The truth is that conflict between Mizrahi and Ashkenazi racists, ugly and repulsive as it is, is not surprising in a society one of the foundations of the existence of which is racism. The moral weight of the Supreme Court rulings that condemn internal Haredi racism is zero, because that same court endorses racism against Arabs.
The racism of Israeli society is also directed against those who come here to visit. Recently a group of priests from Ecuador arrived in Israel on a visit. They came as friends of Israel and they wanted to return to their country as ambassadors for Israel. But this is Israel, and racism is ingrained in the border police. The police and ISA (Shin Bet) officers who stand guard at the gates of Israel in civilian clothes, divided the group at the airport: the white priests were allowed to enter and the black ones were delayed and questioned as “security risks” and their passports were confiscated. Thus were friends of Israel converted into enemies.

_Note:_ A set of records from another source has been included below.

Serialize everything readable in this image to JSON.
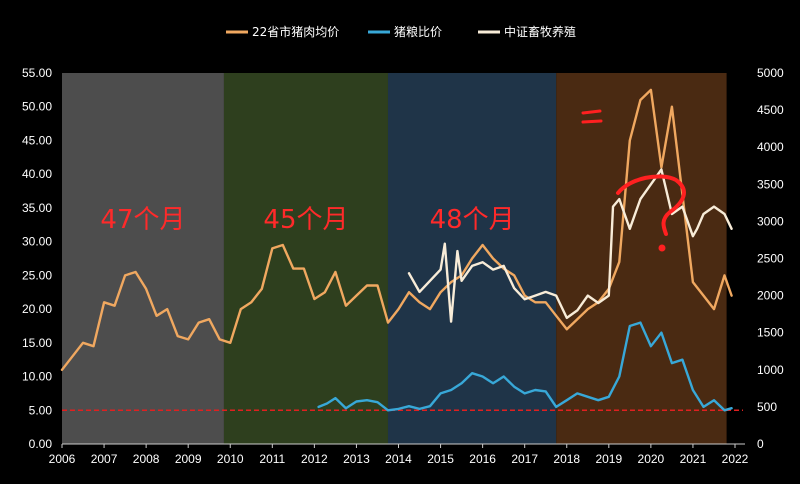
{
  "chart_data": {
    "type": "line",
    "title": "",
    "xlabel": "",
    "ylabel": "",
    "x_ticks": [
      "2006",
      "2007",
      "2008",
      "2009",
      "2010",
      "2011",
      "2012",
      "2013",
      "2014",
      "2015",
      "2016",
      "2017",
      "2018",
      "2019",
      "2020",
      "2021",
      "2022"
    ],
    "ylim_left": [
      0,
      55
    ],
    "ylim_right": [
      0,
      5000
    ],
    "left_ticks": [
      "0.00",
      "5.00",
      "10.00",
      "15.00",
      "20.00",
      "25.00",
      "30.00",
      "35.00",
      "40.00",
      "45.00",
      "50.00",
      "55.00"
    ],
    "right_ticks": [
      "0",
      "500",
      "1000",
      "1500",
      "2000",
      "2500",
      "3000",
      "3500",
      "4000",
      "4500",
      "5000"
    ],
    "legend_position": "top",
    "reference_line": {
      "axis": "left",
      "value": 5.0,
      "color": "#e02020",
      "style": "dashed"
    },
    "cycles": [
      {
        "label": "47个月",
        "x_start": 2006.0,
        "x_end": 2009.85,
        "color": "#4d4d4d"
      },
      {
        "label": "45个月",
        "x_start": 2009.85,
        "x_end": 2013.75,
        "color": "#2e3f1e"
      },
      {
        "label": "48个月",
        "x_start": 2013.75,
        "x_end": 2017.75,
        "color": "#1f3448"
      },
      {
        "label": "",
        "x_start": 2017.75,
        "x_end": 2021.8,
        "color": "#4a2a12"
      }
    ],
    "annotations": [
      "?"
    ],
    "series": [
      {
        "name": "22省市猪肉均价",
        "axis": "left",
        "color": "#f0a860",
        "x": [
          2006.0,
          2006.25,
          2006.5,
          2006.75,
          2007.0,
          2007.25,
          2007.5,
          2007.75,
          2008.0,
          2008.25,
          2008.5,
          2008.75,
          2009.0,
          2009.25,
          2009.5,
          2009.75,
          2010.0,
          2010.25,
          2010.5,
          2010.75,
          2011.0,
          2011.25,
          2011.5,
          2011.75,
          2012.0,
          2012.25,
          2012.5,
          2012.75,
          2013.0,
          2013.25,
          2013.5,
          2013.75,
          2014.0,
          2014.25,
          2014.5,
          2014.75,
          2015.0,
          2015.25,
          2015.5,
          2015.75,
          2016.0,
          2016.25,
          2016.5,
          2016.75,
          2017.0,
          2017.25,
          2017.5,
          2017.75,
          2018.0,
          2018.25,
          2018.5,
          2018.75,
          2019.0,
          2019.25,
          2019.5,
          2019.75,
          2020.0,
          2020.25,
          2020.5,
          2020.75,
          2021.0,
          2021.25,
          2021.5,
          2021.75,
          2021.92
        ],
        "values": [
          11.0,
          13.0,
          15.0,
          14.5,
          21.0,
          20.5,
          25.0,
          25.5,
          23.0,
          19.0,
          20.0,
          16.0,
          15.5,
          18.0,
          18.5,
          15.5,
          15.0,
          20.0,
          21.0,
          23.0,
          29.0,
          29.5,
          26.0,
          26.0,
          21.5,
          22.5,
          25.5,
          20.5,
          22.0,
          23.5,
          23.5,
          18.0,
          20.0,
          22.5,
          21.0,
          20.0,
          22.5,
          24.0,
          25.0,
          27.5,
          29.5,
          27.5,
          26.0,
          25.0,
          22.0,
          21.0,
          21.0,
          19.0,
          17.0,
          18.5,
          20.0,
          21.0,
          23.0,
          27.0,
          45.0,
          51.0,
          52.5,
          41.0,
          50.0,
          37.0,
          24.0,
          22.0,
          20.0,
          25.0,
          22.0
        ]
      },
      {
        "name": "猪粮比价",
        "axis": "left",
        "color": "#38a8d8",
        "x": [
          2012.1,
          2012.3,
          2012.5,
          2012.75,
          2013.0,
          2013.25,
          2013.5,
          2013.75,
          2014.0,
          2014.25,
          2014.5,
          2014.75,
          2015.0,
          2015.25,
          2015.5,
          2015.75,
          2016.0,
          2016.25,
          2016.5,
          2016.75,
          2017.0,
          2017.25,
          2017.5,
          2017.75,
          2018.0,
          2018.25,
          2018.5,
          2018.75,
          2019.0,
          2019.25,
          2019.5,
          2019.75,
          2020.0,
          2020.25,
          2020.5,
          2020.75,
          2021.0,
          2021.25,
          2021.5,
          2021.75,
          2021.92
        ],
        "values": [
          5.5,
          6.0,
          6.8,
          5.3,
          6.3,
          6.5,
          6.2,
          5.0,
          5.2,
          5.6,
          5.2,
          5.6,
          7.5,
          8.0,
          9.0,
          10.5,
          10.0,
          9.0,
          10.0,
          8.5,
          7.5,
          8.0,
          7.8,
          5.5,
          6.5,
          7.5,
          7.0,
          6.5,
          7.0,
          10.0,
          17.5,
          18.0,
          14.5,
          16.5,
          12.0,
          12.5,
          8.0,
          5.5,
          6.5,
          5.0,
          5.3
        ]
      },
      {
        "name": "中证畜牧养殖",
        "axis": "right",
        "color": "#f8ecd8",
        "x": [
          2014.25,
          2014.5,
          2014.75,
          2015.0,
          2015.1,
          2015.25,
          2015.4,
          2015.5,
          2015.75,
          2016.0,
          2016.25,
          2016.5,
          2016.75,
          2017.0,
          2017.25,
          2017.5,
          2017.75,
          2018.0,
          2018.25,
          2018.5,
          2018.75,
          2019.0,
          2019.1,
          2019.25,
          2019.5,
          2019.75,
          2020.0,
          2020.25,
          2020.5,
          2020.75,
          2021.0,
          2021.1,
          2021.25,
          2021.5,
          2021.75,
          2021.92
        ],
        "values": [
          2300,
          2050,
          2200,
          2350,
          2700,
          1650,
          2600,
          2200,
          2400,
          2450,
          2350,
          2400,
          2100,
          1950,
          2000,
          2050,
          2000,
          1700,
          1800,
          2000,
          1900,
          2000,
          3200,
          3300,
          2900,
          3300,
          3500,
          3700,
          3100,
          3200,
          2800,
          2900,
          3100,
          3200,
          3100,
          2900
        ]
      }
    ]
  }
}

The struggle against racism is meaningful only if it is transcends national, ethnic, gender, communal and religious borders. The authorities in Israel do not yet understood that.
I have written more than once that Israeli racism does not stop at the Green Line; it seeps into all strata of Israeli society. We have recently learned that a kindergarten in Beersheba is setting up two entrances, one for black children from Ethiopia and the other one for white children. Mississippi of the 1950s still exists, in 21st-century Israel.
The Jews of Ethiopia feel the racism of Israel in their flesh every day, which does not prevent many of them from joining the Occupation army and taking part in acts of oppression against Palestinians. Thus are victims of racism set against each other. In a racist society there is always a lower group to abuse.
Israeli society is today a sick society.
Rising violence
Violence continues to rise in Israeli society. Here is what we have had within 24 hours: a 16-year-old youth was beaten to death by a parent of his girlfriend, because they had come home late one evening. Thirteen-year-old children sexually assaulted and raped a 12-year-old girl. A father abused his nine-month-old son, struck him and shook him, causing him to haemorrhage seriously in his skull, with the result that he will be blind for the rest of his life. The father is a violent man who lived for a time in a settlement located in a violent area. The father’s violence was not born in the settlement, but life in the Occupied Territories in which violence is an official policy, does not foster moderation in violent people, but rather encourages violent outbursts among people whose explosive threshold was already low in the first place.
A nine-month-old boy will pay the price for Israel’s violence.
Violence is not a phenomenon unique to Israel. It exists in many countries. It is a universal phenomenon that is translated into local terms in accordance with conditions in every society.
In Israel the most prominent agent of violence is the Occupation, the destructive implications of which for Israeli society are felt every day, and which we will continue to be felt for many more years to come.
Translator’s notes
1. Lag BaOmer is a springtime Jewish holiday, during which religious Jews traditionally light bonfires. In 2010 Lag BaOmer fell on 2 May.
Translated from Hebrew for Occupation Magazine by George Malent.